Ieri, nel suo discorso alla Camera, Draghi ha parlato di crisi energetica ipotizzando la riapertura delle centrali a carbone e una diversificazione delle fonti energetiche che aprono la strada a nuove estrazioni di gas e ad investimenti in rigassificatori per riportare allo stato gassoso il gas liquido che importiamo prevalentemente dagli USA ad un prezzo altissimo. E su tutto aleggia il nucleare, sempre più visto come una possibilità concreta su cui puntare. Sarebbe il colpo letale alla transizione energetica, già azzoppata dai provvedimenti di Cingolani che penalizzano chi investe nelle rinnovabili.
Ma se si dovesse arrivare ad una interruzione della fornitura di gas dalla Russia le conseguenze economiche e sociali sono inimmaginabili. In questo scenario Nomisma Energia ipotizza che la bolletta energetica possa arrivare fino a 200 euro per megawattora rispetto agli 85 di oggi e ai 20 del periodo prepandemico.

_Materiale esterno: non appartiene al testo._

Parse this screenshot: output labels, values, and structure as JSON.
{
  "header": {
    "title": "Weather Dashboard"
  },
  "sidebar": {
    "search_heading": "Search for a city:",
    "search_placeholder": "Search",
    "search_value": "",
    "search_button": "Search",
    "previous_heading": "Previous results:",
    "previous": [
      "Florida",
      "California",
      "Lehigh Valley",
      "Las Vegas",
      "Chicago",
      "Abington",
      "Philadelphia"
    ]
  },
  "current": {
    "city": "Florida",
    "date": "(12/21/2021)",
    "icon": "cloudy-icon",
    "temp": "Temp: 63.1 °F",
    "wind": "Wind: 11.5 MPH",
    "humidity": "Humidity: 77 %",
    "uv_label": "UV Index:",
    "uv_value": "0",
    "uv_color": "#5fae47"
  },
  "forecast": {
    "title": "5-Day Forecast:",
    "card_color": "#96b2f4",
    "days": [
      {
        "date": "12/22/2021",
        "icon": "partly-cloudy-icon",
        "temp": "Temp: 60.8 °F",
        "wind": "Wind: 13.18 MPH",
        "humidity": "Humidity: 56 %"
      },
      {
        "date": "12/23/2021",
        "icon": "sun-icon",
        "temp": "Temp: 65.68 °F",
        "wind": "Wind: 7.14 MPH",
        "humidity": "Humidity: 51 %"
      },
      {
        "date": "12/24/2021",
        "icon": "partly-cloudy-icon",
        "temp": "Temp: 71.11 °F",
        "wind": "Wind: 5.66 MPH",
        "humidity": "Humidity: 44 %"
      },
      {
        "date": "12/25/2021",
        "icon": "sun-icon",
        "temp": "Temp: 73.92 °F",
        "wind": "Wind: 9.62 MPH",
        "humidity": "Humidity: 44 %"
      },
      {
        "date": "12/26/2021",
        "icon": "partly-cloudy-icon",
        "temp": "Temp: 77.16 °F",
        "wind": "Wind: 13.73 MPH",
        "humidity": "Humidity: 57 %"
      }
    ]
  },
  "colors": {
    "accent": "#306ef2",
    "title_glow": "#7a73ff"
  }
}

Scontiamo oggi errori strategici del passato, come dice Draghi. Ma l’errore più grande è stato quello di non aver creduto davvero nel potenziale delle rinnovabili sganciando il paese dalla dipendenza dal gas e favorendo gli investimenti nel settore delle energie pulite. Scelte che una classe politica miope non ha fatto in tempo di pace e non è in grado di fare in tempo di guerra, quando è più semplice scaricare ogni colpa sugli ‘ambientalisti da salotto’ per coprire responsabilità che hanno a che fare non solo con la geopolitica ma anche con il cambiamento climatico che già oggi stiamo vivendo sulla nostra pelle.
Chi oggi, anche in Italia, alimenta il conflitto e non lavora per una soluzione diplomatica non solo è un irresponsabile che si muove fuori dalla Costituzione, ma prepara il terreno per una crisi energetica che pagheranno a carissimo prezzo le classi popolari. Loro giocano alla guerra. Noi paghiamo le bollette.